Recent developments in Syria prompted Russian President Vladimir Putin to “speak directly to the American people and their political leaders.” In order to do that, he reached out to the New York Times to publish an op-ed about the implications of “war and peace” and the consequences of taking military action against Syria.
“Relations between us have passed through different stages,” Putin writes. “We stood against each other during the cold war. But we were also allies once, and defeated the Nazis together. The universal international organization — the United Nations — was then established to prevent such devastation from ever happening again.”
The Russian leader stressed that Syria is “not witnessing a battle for democracy, but an armed conflict between government and opposition in a multireligious country.”
“There are few champions of democracy in Syria. But there are more than enough [Al] Qaeda fighters and extremists of all stripes battling the government,” he continued. “The United States State Department has designated Al Nusra Front and the Islamic State of Iraq and the Levant, fighting with the opposition, as terrorist organizations. This internal conflict, fueled by foreign weapons supplied to the opposition, is one of the bloodiest in the world.”
In the op-ed, titled “A Plea for Caution From Russia,” Putin expressed concern that mercenaries from Arab countries and other nations are fighting in Syria and “are an issue of our deep concern.” He speculated that extremists could return to their countries with “experience acquired in Syria,” which “threatens us all.”
Putin also addressed the chemical attack in Damascus and mentioned reports of a possible attack being planned by “militants” against Israel [emphasis added]:
No one doubts that poison gas was used in Syria. But there is every reason to believe it was used not by the Syrian Army, but by opposition forces, to provoke intervention by their powerful foreign patrons, who would be siding with the fundamentalists. Reports that militants are preparing another attack — this time against Israel — cannot be ignored.
It is alarming that military intervention in internal conflicts in foreign countries has become commonplace for the United States. Is it in America’s long-term interest? I doubt it. Millions around the world increasingly see America not as a model of democracy but as relying solely on brute force, cobbling coalitions together under the slogan “you’re either with us or against us.”
But force has proved ineffective and pointless. Afghanistan is reeling, and no one can say what will happen after international forces withdraw. Libya is divided into tribes and clans. In Iraq the civil war continues, with dozens killed each day. In the United States, many draw an analogy between Iraq and Syria, and ask why their government would want to repeat recent mistakes.

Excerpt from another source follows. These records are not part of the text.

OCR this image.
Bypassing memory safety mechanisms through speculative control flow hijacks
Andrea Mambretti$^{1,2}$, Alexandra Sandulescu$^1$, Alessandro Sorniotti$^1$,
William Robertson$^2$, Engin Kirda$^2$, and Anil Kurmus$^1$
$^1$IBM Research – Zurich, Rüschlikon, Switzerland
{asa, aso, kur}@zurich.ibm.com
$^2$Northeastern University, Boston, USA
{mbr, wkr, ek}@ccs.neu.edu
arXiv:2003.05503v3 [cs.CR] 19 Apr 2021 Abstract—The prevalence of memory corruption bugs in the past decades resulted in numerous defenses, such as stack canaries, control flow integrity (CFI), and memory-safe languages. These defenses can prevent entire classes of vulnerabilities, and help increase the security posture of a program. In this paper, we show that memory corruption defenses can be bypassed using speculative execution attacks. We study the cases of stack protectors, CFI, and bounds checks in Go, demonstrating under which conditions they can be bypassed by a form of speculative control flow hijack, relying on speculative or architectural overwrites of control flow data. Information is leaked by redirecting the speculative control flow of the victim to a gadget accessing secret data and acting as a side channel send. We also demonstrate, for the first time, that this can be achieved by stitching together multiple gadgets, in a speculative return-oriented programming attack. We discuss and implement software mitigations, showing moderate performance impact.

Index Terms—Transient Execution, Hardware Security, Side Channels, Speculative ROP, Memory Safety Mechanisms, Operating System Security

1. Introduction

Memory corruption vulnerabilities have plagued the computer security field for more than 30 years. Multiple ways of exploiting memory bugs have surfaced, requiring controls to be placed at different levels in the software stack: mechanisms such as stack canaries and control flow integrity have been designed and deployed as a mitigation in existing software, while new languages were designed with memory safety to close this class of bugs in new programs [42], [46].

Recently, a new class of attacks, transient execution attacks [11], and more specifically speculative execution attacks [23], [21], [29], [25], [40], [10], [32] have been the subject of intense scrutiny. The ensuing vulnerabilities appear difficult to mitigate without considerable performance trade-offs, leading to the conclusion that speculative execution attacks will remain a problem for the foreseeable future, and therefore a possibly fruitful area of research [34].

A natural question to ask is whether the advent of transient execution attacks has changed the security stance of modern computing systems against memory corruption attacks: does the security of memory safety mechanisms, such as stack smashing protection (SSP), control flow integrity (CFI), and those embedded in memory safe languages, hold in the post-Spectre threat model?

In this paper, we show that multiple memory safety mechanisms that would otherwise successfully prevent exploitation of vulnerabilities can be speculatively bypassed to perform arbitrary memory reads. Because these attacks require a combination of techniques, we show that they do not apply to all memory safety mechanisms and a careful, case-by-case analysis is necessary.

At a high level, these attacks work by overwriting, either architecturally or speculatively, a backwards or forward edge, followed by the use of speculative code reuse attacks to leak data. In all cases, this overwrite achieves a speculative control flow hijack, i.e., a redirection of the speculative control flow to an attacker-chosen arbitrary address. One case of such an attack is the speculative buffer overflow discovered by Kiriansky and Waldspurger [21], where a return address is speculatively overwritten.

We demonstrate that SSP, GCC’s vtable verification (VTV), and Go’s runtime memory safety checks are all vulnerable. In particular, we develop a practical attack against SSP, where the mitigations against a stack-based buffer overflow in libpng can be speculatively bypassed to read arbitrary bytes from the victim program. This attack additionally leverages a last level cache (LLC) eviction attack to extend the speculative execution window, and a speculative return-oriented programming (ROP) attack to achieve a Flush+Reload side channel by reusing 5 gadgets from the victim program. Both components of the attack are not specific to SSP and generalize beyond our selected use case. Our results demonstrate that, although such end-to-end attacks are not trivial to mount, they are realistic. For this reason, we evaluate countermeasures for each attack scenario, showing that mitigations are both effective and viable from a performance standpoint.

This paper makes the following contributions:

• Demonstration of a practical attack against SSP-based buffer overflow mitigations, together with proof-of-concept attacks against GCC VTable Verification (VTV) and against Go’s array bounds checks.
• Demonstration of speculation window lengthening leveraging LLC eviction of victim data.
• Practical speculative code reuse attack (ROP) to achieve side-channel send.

He wrote that he welcomes a “continuing dialogue” with President Barack Obama on Syria, but urged the U.S. to avoid using force and focus on “negotiations.”
In the very last paragraph of the op-ed, Putin took a jab at President Obama for referencing American exceptionalism.
“I would rather disagree with a case he made on American exceptionalism, stating that the United States’ policy is ‘what makes America different. It’s what makes us exceptional.’ It is extremely dangerous to encourage people to see themselves as exceptional, whatever the motivation,” he writes.
“There are big countries and small countries, rich and poor, those with long democratic traditions and those still finding their way to democracy. Their policies differ, too. We are all different, but when we ask for the Lord’s blessings, we must not forget that God created us equal.”
Read Putin’s entire op-ed here.
UPDATE: The White House responded to Putin’s op-ed, telling CNN’s Jake Tapper:
“That’s all irrelevant,” the White House official said in response. “He put this proposal forward and he’s now invested in it. That’s good. That’s the best possible reaction. He’s fully invested in Syria’s CW disarmament and that’s potentially better than a military strike – which would deter and degrade but wouldn’t get rid of all the chemical weapons. He now owns this. He has fully asserted ownership of it and he needs to deliver.”